What We're Reading: House Passes CHIP Funding; Cancer Blood Test; Drug Policy Office Budget

House passes spending bill that includes funding for the Children's Health Insurance Program for 6 years; researchers work on an experimental blood test that could detect 8 cancers; President Donald Trump plans to slash the budget of the Office of National Drug Control Policy by as much as 95%.

House Passes CHIP Funding as Part of Spending Bill

By a vote of 230 to 197, the House of Representatives passed a spending bill that would a government shutdown. According to The New York Times, the bill provides funding for the Children’s Health Insurance Program (CHIP) for 6 years. However, Senate Republicans are unlikely to sway enough Democratic votes. Democrats want more concessions as part of the spending bill, including a stronger government response to the opioid epidemic and protection for young immigrants brought to the country illegally when they were children.

Blood Test Could Detect 8 Cancers

A blood test in development might be able to detect 8 common cancers in the earliest stages, when those cancers are treatable.
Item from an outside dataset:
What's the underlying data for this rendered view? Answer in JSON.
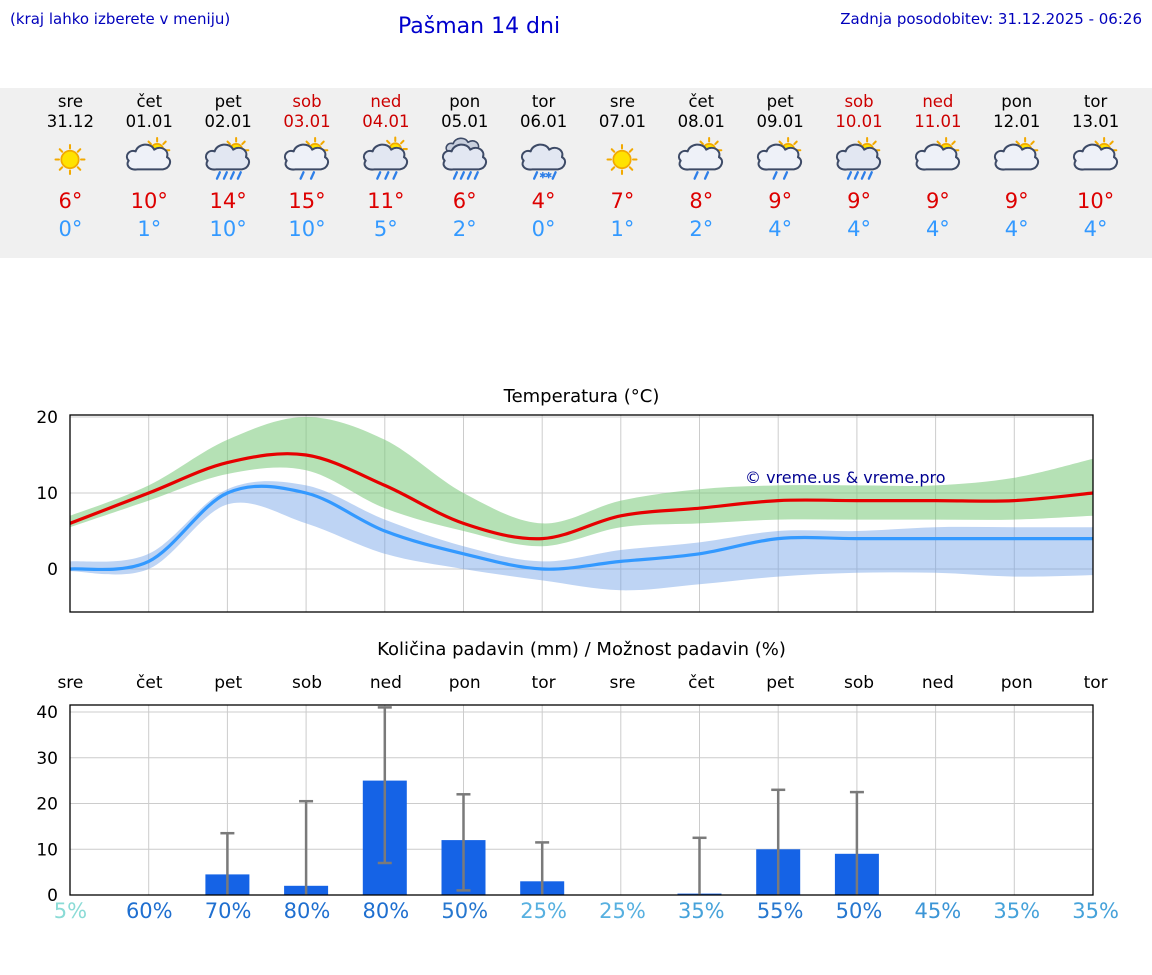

Researchers hope that the experimental test—which focuses on breast, colon, esophagus, liver, lung, ovarian, pancreas, and stomach cancers—will only cost $500, reported NPR. The researchers reported that, while the test was only successful 40% of the time in patients with stage 1 cancers, the finding still represents an important milestone in detecting cancers.

Trump Plans to Slash Drug Policy Office Budget

The budget of the Office of National Drug Control Policy could be cut by as much as 95%, according to plans from President Donald Trump. The office is responsible for coordinating the government’s response to the opioid crisis, according to Politico. The reduction in funding would mean moving the office’s 2 main grant programs to HHS and the Justice Department. The administration tried to eliminate those grant programs earlier, but received pushback from both parties.